For those coming at this from the computer science perspective, University of Virginia's Turner suggested spending time reviewing biological literature and becoming familiar with the sorts of analysis being done. "Start with some reviews … and look at some primary literature until you understand what they are doing and why they are doing it," he said.

"The nice thing about our field is that a lot of the data is publicly available, and so you can go to the Gene Expression Ominbus or the Short Read Archive and download data and maybe download code used to run their analysis and try to reproduce what they are doing at least to some extent." Also, Twitter can be a good resource for learning about new tools and different training resources, he said.

MSU's Brown also highlighted Twitter as a useful source. He suggested following the Twitter accounts of people that write blog posts that prove useful or answer specific questions. "Odds are that they will then be retweeting blogposts that they find interesting and then follow those people on Twitter," he said.

Brown also suggested seeking out and becoming part of a local network of like-minded researchers.
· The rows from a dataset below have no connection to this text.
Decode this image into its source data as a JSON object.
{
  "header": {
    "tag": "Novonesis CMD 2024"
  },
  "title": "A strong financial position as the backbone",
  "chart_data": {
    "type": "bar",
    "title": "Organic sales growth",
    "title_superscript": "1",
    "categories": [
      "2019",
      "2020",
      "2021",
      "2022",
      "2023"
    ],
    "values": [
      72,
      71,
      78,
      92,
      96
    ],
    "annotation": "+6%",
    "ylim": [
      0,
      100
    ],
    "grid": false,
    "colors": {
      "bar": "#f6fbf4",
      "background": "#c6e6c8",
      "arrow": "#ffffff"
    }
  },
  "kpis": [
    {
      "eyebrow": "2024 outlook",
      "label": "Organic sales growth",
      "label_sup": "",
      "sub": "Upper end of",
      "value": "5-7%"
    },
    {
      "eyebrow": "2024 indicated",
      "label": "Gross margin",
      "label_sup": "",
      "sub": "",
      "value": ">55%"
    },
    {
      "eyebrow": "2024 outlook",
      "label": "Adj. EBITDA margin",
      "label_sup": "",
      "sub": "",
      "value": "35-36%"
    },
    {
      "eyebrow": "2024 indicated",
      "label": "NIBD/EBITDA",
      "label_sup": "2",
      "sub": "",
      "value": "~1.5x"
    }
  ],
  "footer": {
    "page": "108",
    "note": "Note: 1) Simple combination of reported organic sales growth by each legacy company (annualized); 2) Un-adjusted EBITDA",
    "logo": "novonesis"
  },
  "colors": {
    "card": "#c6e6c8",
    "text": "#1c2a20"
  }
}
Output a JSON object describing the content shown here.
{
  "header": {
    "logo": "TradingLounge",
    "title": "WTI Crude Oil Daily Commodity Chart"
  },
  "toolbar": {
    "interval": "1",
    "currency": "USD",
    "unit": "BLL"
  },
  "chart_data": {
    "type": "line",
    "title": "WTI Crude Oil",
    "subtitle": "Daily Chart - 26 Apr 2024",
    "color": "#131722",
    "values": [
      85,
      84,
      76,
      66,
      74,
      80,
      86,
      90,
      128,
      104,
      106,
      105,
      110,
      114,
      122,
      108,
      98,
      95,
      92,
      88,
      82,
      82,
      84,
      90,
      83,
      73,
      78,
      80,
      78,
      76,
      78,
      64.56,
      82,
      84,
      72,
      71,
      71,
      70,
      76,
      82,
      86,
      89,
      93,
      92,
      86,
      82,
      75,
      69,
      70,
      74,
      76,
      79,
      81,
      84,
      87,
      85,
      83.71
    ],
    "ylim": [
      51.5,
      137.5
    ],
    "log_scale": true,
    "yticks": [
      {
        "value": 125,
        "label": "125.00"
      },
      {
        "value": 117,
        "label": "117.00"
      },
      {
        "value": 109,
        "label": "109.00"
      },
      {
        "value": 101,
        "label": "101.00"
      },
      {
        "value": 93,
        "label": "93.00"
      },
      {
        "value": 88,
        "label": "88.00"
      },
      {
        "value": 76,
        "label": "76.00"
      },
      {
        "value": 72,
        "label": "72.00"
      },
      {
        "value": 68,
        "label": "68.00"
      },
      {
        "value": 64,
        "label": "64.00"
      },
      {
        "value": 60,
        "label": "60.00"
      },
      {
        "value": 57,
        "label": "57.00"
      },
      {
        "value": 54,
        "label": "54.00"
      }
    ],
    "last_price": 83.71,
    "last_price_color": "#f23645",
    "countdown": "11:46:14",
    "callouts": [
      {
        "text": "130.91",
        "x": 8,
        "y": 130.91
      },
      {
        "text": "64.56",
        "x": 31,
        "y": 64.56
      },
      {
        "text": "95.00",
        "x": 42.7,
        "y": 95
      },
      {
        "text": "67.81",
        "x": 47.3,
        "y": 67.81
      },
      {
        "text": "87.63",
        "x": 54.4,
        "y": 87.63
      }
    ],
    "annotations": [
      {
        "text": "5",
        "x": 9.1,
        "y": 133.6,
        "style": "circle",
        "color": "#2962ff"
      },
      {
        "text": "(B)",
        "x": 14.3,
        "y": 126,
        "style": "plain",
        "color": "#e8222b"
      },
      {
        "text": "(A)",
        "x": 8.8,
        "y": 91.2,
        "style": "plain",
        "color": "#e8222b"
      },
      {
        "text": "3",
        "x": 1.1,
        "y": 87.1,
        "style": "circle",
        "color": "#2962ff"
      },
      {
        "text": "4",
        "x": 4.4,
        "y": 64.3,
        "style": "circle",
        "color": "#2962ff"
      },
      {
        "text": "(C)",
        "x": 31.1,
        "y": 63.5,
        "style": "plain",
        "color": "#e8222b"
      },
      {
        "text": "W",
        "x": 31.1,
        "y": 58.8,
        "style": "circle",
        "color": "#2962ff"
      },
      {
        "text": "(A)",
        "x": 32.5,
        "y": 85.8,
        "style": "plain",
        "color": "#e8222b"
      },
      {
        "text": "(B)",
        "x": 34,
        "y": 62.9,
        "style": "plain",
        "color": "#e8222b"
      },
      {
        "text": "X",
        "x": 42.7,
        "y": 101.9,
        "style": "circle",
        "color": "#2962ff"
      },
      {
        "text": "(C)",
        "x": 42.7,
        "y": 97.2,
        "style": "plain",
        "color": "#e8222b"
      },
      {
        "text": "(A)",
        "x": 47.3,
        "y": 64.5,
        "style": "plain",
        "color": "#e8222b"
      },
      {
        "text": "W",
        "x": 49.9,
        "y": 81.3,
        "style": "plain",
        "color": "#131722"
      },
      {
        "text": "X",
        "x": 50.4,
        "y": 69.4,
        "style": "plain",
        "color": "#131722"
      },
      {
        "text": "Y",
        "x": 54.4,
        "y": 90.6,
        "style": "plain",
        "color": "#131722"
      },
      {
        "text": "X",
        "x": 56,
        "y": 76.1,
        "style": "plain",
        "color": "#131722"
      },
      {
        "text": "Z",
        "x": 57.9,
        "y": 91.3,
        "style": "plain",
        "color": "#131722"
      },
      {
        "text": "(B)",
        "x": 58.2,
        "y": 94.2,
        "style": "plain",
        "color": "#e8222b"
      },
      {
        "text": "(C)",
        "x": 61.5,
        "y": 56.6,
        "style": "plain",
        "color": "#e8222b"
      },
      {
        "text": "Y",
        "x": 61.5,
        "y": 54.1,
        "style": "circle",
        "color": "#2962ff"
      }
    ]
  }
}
"People often ask us in our various training sessions, what language should we be learning – python or R … a very sensible answer to that is go around your department, find other people who are doing similar things and ask them what language they know. If the answer is 90 percent of them know R, learn R because that way you will have somebody to ask for help … that same networking strategy applies to bioinformatics," he said. "Start building that local network of people to ask for advice on where to look online and what to read about and what papers to follow."